AK Parti’nin durduğu yer veya kendini tanımlama çabası doğru mu sizce?
AK Parti sistem içinde İslamcılık yaparak politika yürütülemeyeceğini kestirmiş olarak geldi. Ancak, bu halkın büyük bir çoğunluğu kendini İslam’a ait hissediyor. O zaman bu halkın temel ihtiyacıdır. Bu tür değerleri ön plana çıkaran politikalar izlemesi lazımdı, bu konuda çok başarılı olabildiğini sanmıyorum. Halkın bastırılmış değerlerini, kimliğini savunma adına, çok geç adımlar attı. Bu defa karşısına tehditler, 27 Nisan muhtırası, Ergenekon çıktı. Bunu yapıyorsanız tedbirlerini de düşünmelisiniz.
Yeşil kuşak projesinin, hem Türkiye hem de dünya ölçeğinde İslam üzerindeki etkisi ne oldu?
Olumsuz bir tabloydu ama bazı bilinçli Müslümanlar bunu lehine çevirebildi. Hem kendi kimliklerini inşa ettiler hem de dünyaya Kur’an’la bakma analiz gücüne ulaşmaya başladılar. Tüm İslam dünyasında 60’lı yıllarda çok ciddi bir İslami uyanış çabası görüldü. Bu süreç gerçekten, bugün dünya sistemine alternatif bir potansiyeli ifade ediyor. Bugün dünya sistemine muhalif hareketler var. Dünya Sosyal Forumu var, milyonlarca insan yürüyor. Port Allegro’da senede bir kez toplanıyorlar ve ortak bir sloganları var. Diyorlar ki, ‘Başka bir dünya mümkün.’ Bu açıdan İslam çok önemli. Evet bugün sosyal bir modelimiz yok ama sahip olduğumuz değerler gerçekten küresel bir cevap üretebilecek, sosyal bir model üretebilecek netlikte.
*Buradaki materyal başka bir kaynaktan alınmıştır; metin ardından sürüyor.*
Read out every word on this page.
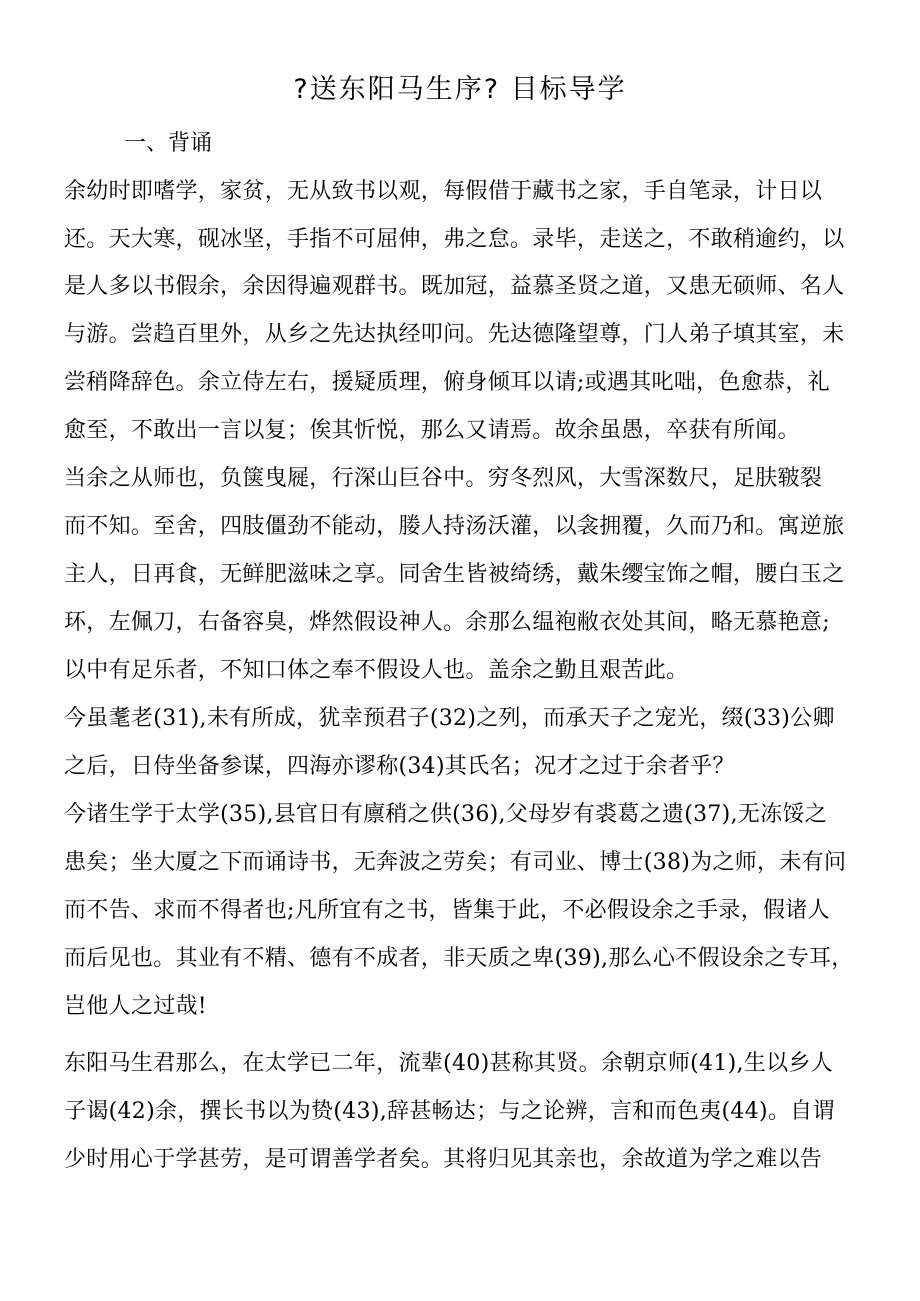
?送东阳马生序? 目标导学
一、背诵
余幼时即嗜学，家贫，无从致书以观，每假借于藏书之家，手自笔录，计日以
还。天大寒，砚冰坚，手指不可屈伸，弗之怠。录毕，走送之，不敢稍逾约，以
是人多以书假余，余因得遍观群书。既加冠，益慕圣贤之道，又患无硕师、名人
与游。尝趋百里外，从乡之先达执经叩问。先达德隆望尊，门人弟子填其室，未
尝稍降辞色。余立侍左右，援疑质理，俯身倾耳以请;或遇其叱咄，色愈恭，礼
愈至，不敢出一言以复；俟其忻悦，那么又请焉。故余虽愚，卒获有所闻。
当余之从师也，负箧曳屣，行深山巨谷中。穷冬烈风，大雪深数尺，足肤皲裂
而不知。至舍，四肢僵劲不能动，媵人持汤沃灌，以衾拥覆，久而乃和。寓逆旅
主人，日再食，无鲜肥滋味之享。同舍生皆被绮绣，戴朱缨宝饰之帽，腰白玉之
环，左佩刀，右备容臭，烨然假设神人。余那么缊袍敝衣处其间，略无慕艳意;
以中有足乐者，不知口体之奉不假设人也。盖余之勤且艰苦此。
今虽耄老(31),未有所成，犹幸预君子(32)之列，而承天子之宠光，缀(33)公卿
之后，日侍坐备参谋，四海亦谬称(34)其氏名；况才之过于余者乎？
今诸生学于太学(35),县官日有廪稍之供(36),父母岁有裘葛之遗(37),无冻馁之
患矣；坐大厦之下而诵诗书，无奔波之劳矣；有司业、博士(38)为之师，未有问
而不告、求而不得者也;凡所宜有之书，皆集于此，不必假设余之手录，假诸人
而后见也。其业有不精、德有不成者，非天质之卑(39),那么心不假设余之专耳，
岂他人之过哉!
东阳马生君那么，在太学已二年，流辈(40)甚称其贤。余朝京师(41),生以乡人
子谒(42)余，撰长书以为贽(43),辞甚畅达；与之论辨，言和而色夷(44)。自谓
少时用心于学甚劳，是可谓善学者矣。其将归见其亲也，余故道为学之难以告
Nedir bugüne kadar alınan mesafe, belirgin görünmüyor çünkü?
Kur’an’a yönelme ve Kur’an temelli hayatı okuma formülü bugün biricik gündemdir. 50’li 60’lı yıllarda okuyacak kitap bulamıyorduk. O dönemin şartları içinde. Kur’an’la irtibatımız da çok zayıftı. Ama bugün tüm Kur’an’a açılan cephelere rağmen, Türkiye’de en fazla okunan ve satılan kitap Kur’an mealidir. Bu en azından arayışın hangi istikamete yöneldiğini gösteriyor. Peki bir modelimiz var mı? Hayır modelimiz yok. Bugün küresel kapitalizme cevap verecek bir alternatif modelimiz yok.
Bir yazar, “Türkiye’de Müslümanların yeni kızıl elması kapitalizmle mücadeledir.” diyordu. Siz buna katılıyor musunuz?
Bugün hayatımızı kuşatan en önemli tahribat Batılı paradigmadır. Batılı paradigmanın da en vahşi kanadı gerçekten kapitalizmdir. Kapitalizm dünyamızı yaşanmaz hale getiriyor. Tabii ki buna karşı çıkmamız lazım. Ama kapitalizme karşı çıkmak bugün kızıl elma mıdır? Hayır, kızıl elma, bir ideali ifade ediyor. Kapitalizme karşı çıkmak ideal olmaz, ancak ona alternatif oluşturmaktır ideal olan. Ben bugünkü yaşam tarzına karşı, kapitalist yaşama, tüketim ekonomisine karşı, inançta, düşüncede, eylemde, sosyal hayatta nasıl bir alternatif getireceğim. Bunun üzerine yoğunlaştırmamız lazım.
Peki, sistem içinde iken, tüm imkanlarını kullanırken ve kuşatılmışken nasıl mücadele edilebilir?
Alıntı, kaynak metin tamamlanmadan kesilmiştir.